Broadened concept of G × E: G× Et

To further develop the concept of G × E and set it on a solid basis (giving it an explanatory and quantitative character beyond non-mechanistic observations and qualitative descriptions), it is important to rationalize what is meant by “G” in the G × E expression. If we consider the protein-coding genes, it is the fluctuation in the level of proteins that determines cell behaviour. If a gene has a mutation, misses an exon, or is duplicated, this will, in most cases, have no direct (in a chemical sense) effect on cell behaviour and toxicant sensitivity. If the gene codes for an enzyme, its activity (Vmax, Km and amount) is the key modifying factor. The same applies (with modifications) to transporters or transcription factors encoded by the gene. This statement, apparently trivial, has important implications. First, gene sequence changes outside the protein-coding region can play important roles, as they may affect the amount of protein produced. This aspect is also obviously extended to regulatory regions of specific genes, promoters and enhancers, whose mutations/polymorphisms can affect protein production. Second, the factor “G” can, in many/most cases, not be modelled with a binary approach (on/off or present/deleted). For many genes, dozens, hundreds or even thousands of mutations are known, so the activity of the corresponding proteins may vary nearly continuously over a relatively wide range. Third, epigenetic changes and other influences that affect the relevant mRNA levels must be taken into account, considering that it is the gene product that matters, not the polynucleotide as such. A hitherto often neglected genetic effect relevant to toxicity involves non-coding areas of the genome, including microRNAs, long non-coding RNAs, retrotransposon elements and satellite RNAs (Smirnova et al. 2012). An adversity arising independent of proteins is based on the hybridization of different nucleic acid species with one another, which can lead to R-loop formation, stalling of replication forks and generation of genetic instability (Janssen et al. 2018; Panatta et al. 2022a, b).

The role of gene expression in response to environmental changes (toxicant exposure, lifestyle, etc.) (vs the primary gene sequence) becomes evident when one considers the drastic sensitivity differences of various cell types in the body, or the influence that life stage and lifestyle can play in the toxicant response of one given individual. In both cases, the genes (primary nucleotide sequence) are unchanged (the same in all cells at all times). However, epigenetic modifications in each cell lead to the silencing of gene subsets or their positioning in open chromatin areas. This mechanism determines the subset of genes expressed in tissue-specific cell types. In addition, many other factors affect the mRNA levels of active genes, and eventually their translation. For this reason, “G” stands, in a functional sense, not only for the gene’s primary sequence, but also epigenetic state and transcript/protein levels. As “gene” is more narrowly defined in biological ontologies, it would cause less confusion to use a different acronym. We suggest here Ge (the subscript including epigenetics, expression levels and other relevant biology beyond the primary nucleotide sequence). This should signify a difference from the concept “gene” (unit of hereditary transmission), and be better suited to describe the influence of the genetic background in toxicology (Fig. 1). We would like to stress here, that epigenetic changes and transcriptome modifications are not necessarily correlated and thus need to be considered separately. Together they may contribute to the heritability of environmental influences, independent of the primary gene sequence alteration (Li et al. 2022; Siwek et al. 2020). N.B.: the concept does not neglect that it is mostly the concentration, localization and modification of proteins coded by the genes that determines the phenotype of cells. However, the role of non-coding RNAs and of long-range chromatin re-arrangements are also well noted (see outlook), but for space reasons not considered here.
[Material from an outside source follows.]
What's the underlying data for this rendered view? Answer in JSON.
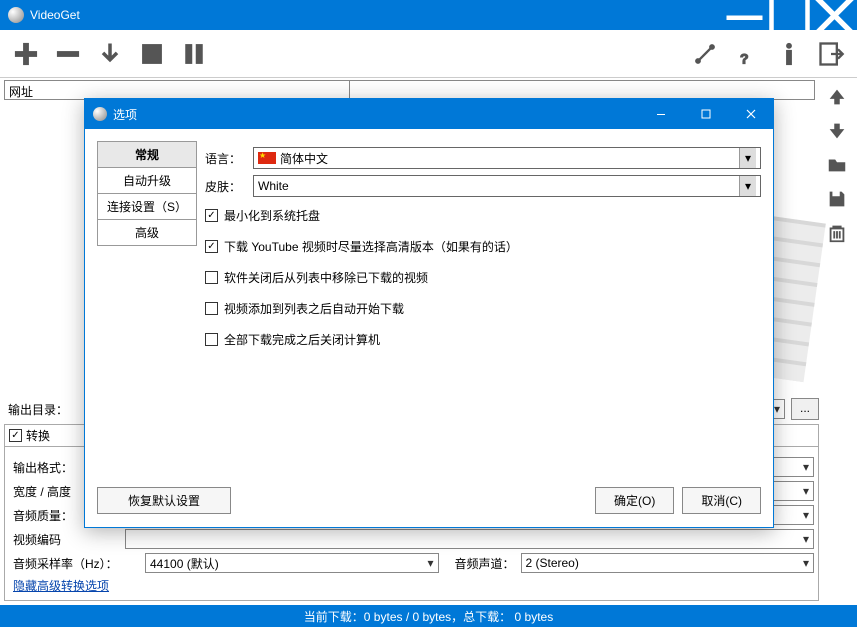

Direct effects of the environment and insult timing on Ge

As described above, we have seen that considerations of the interaction between the “environment (E)”, i.e. the exposure situation to toxicants, and the genetic background are likely to lead to a better description and quantification of uncertainties in risk assessment than a focus on insult levels (exposures) alone. Toxicology is not the only field where this principle may be applied. It may be generalized to any harmful effects on humans, including natural ageing and long-term consequences of chronic stress. In all these cases, a name change from G to Ge may lead to a heightened awareness for the role that the affected biological system plays in the outcome of toxicant exposure.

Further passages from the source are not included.